Novel Ultrasound Technology To Screen For Heart Conditions

Researchers separeted the total 2D-velocity field of intra-
ventricular flow (left) into a vortex field (center) and an
 irrotational field (right). (Credit: Jacobs School of
Engineering/UC San Diego)
Engineers have determined for the first time the impact of a ring-shaped vortex on transporting blood flow in normal and abnormal ventricles within the human heart. In order to make the study possible, researchers have developed a novel ultrasound technology that makes screening cheaper and much easier, making it possible to reach a large number of people and even infants. Intra-ventricular flow imaging is currently done with MRI scans, which is expensive and not suitable for patients with implanted devices such as pacemakers. 

The findings could have an impact on the tests and measurements that physicians rely on to diagnose and treat two heart conditions: hypertrophic cardiomyopathy, in which the heart muscle becomes abnormally thick, and non-ischemic dilated cardiomyopathy, in which the heart's ability to pump blood decreases as the organ's main pumping chamber, the left ventricle, is enlarged and its muscle thinned.
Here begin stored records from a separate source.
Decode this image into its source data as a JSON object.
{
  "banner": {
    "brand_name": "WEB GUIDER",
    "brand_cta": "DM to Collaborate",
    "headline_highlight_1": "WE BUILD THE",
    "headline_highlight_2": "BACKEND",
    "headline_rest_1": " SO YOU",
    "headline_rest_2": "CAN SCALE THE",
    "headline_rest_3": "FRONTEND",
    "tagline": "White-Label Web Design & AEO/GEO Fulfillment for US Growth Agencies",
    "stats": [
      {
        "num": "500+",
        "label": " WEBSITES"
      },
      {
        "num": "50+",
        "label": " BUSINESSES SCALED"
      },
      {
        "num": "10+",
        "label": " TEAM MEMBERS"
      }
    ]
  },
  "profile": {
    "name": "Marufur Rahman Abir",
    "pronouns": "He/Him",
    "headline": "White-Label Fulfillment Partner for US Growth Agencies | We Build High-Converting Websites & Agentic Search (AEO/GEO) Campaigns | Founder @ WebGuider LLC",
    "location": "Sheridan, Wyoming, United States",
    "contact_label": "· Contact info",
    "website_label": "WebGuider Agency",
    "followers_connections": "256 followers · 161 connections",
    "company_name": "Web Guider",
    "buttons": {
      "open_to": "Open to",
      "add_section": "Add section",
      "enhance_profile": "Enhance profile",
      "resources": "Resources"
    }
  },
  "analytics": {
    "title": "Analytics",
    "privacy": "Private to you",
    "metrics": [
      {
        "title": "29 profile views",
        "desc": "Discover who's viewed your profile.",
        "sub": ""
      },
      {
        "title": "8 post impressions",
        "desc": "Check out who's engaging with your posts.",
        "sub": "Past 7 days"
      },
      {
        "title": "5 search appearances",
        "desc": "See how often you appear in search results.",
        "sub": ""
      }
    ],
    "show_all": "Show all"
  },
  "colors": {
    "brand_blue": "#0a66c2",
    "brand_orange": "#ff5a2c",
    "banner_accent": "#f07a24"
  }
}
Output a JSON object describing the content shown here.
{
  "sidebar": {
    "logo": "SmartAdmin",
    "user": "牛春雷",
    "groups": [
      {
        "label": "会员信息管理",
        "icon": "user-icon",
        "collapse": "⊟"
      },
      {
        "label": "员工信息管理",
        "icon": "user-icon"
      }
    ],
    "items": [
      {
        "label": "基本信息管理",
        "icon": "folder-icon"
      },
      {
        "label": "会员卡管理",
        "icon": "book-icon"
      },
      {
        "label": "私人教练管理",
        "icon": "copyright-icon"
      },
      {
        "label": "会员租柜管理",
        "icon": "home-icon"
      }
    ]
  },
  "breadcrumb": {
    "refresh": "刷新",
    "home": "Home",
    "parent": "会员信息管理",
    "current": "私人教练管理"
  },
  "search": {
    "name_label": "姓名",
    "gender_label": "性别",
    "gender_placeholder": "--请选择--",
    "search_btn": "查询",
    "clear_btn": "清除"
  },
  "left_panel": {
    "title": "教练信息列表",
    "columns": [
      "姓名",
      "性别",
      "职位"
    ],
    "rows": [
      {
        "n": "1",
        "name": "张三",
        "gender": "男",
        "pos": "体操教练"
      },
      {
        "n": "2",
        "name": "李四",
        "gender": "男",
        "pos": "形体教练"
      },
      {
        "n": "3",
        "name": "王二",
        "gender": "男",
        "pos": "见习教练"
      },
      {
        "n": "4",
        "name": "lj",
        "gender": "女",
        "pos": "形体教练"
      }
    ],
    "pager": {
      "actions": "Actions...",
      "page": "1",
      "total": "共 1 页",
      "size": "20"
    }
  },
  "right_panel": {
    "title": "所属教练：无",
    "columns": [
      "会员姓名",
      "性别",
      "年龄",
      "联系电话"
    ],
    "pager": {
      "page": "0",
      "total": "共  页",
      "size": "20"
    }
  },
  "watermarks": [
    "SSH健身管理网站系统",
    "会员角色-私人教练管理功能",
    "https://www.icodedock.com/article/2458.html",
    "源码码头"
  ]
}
Nearly one million Americans suffer from either one of these conditions.

So far, physicians only take into consideration the geometry of the left ventricle and the thickness and contractility of its walls when they assess how the heart fills itself with blood. But the way the blood flows into the heart's chambers is important too, researchers argue. They reported their findings in the Oct. 21 issue of the Journal of the American College of Cardiology

People suffering from hypertrophic and dilated cardiomyopathies often don't show symptoms of the condition until it's too late, making early screening of paramount importance. When patients are not diagnosed early, these conditions have unfavorable prognosis, worse than a number of cancers, with most of the patients dying within five years.

For this study, the team of cardiologists recruited 60 subjects, including 20 patients with non-ischemic dilated cardiomyopathy; 20 patients with hypertrophic cardiomyopathy; and 20 healthy subjects as a control group.

All subjects underwent comprehensive 2D echocardiographic exams. Then, engineers processed the images with methods typically used to create flow simulations for the aeronautical and naval industries, capturing the blood flow inside each subject's hearts. Researchers found that the ring-shaped vortex helps to allocate about 15 percent of the blood flow within the left ventricle in healthy patients; roughly 20 percent in patients with non-ischemic dilated cardiomyopathy; but only about 5 percent for patients with hypertrophic cardiomyopathy.

Treatment for cardiomyopathies often includes device implantation, such as pacemakers, to regulate blood flow within the heart. The data from these new imaging modalities could be instrumental, helping physicians to properly set up the devices, optimizing blood flow.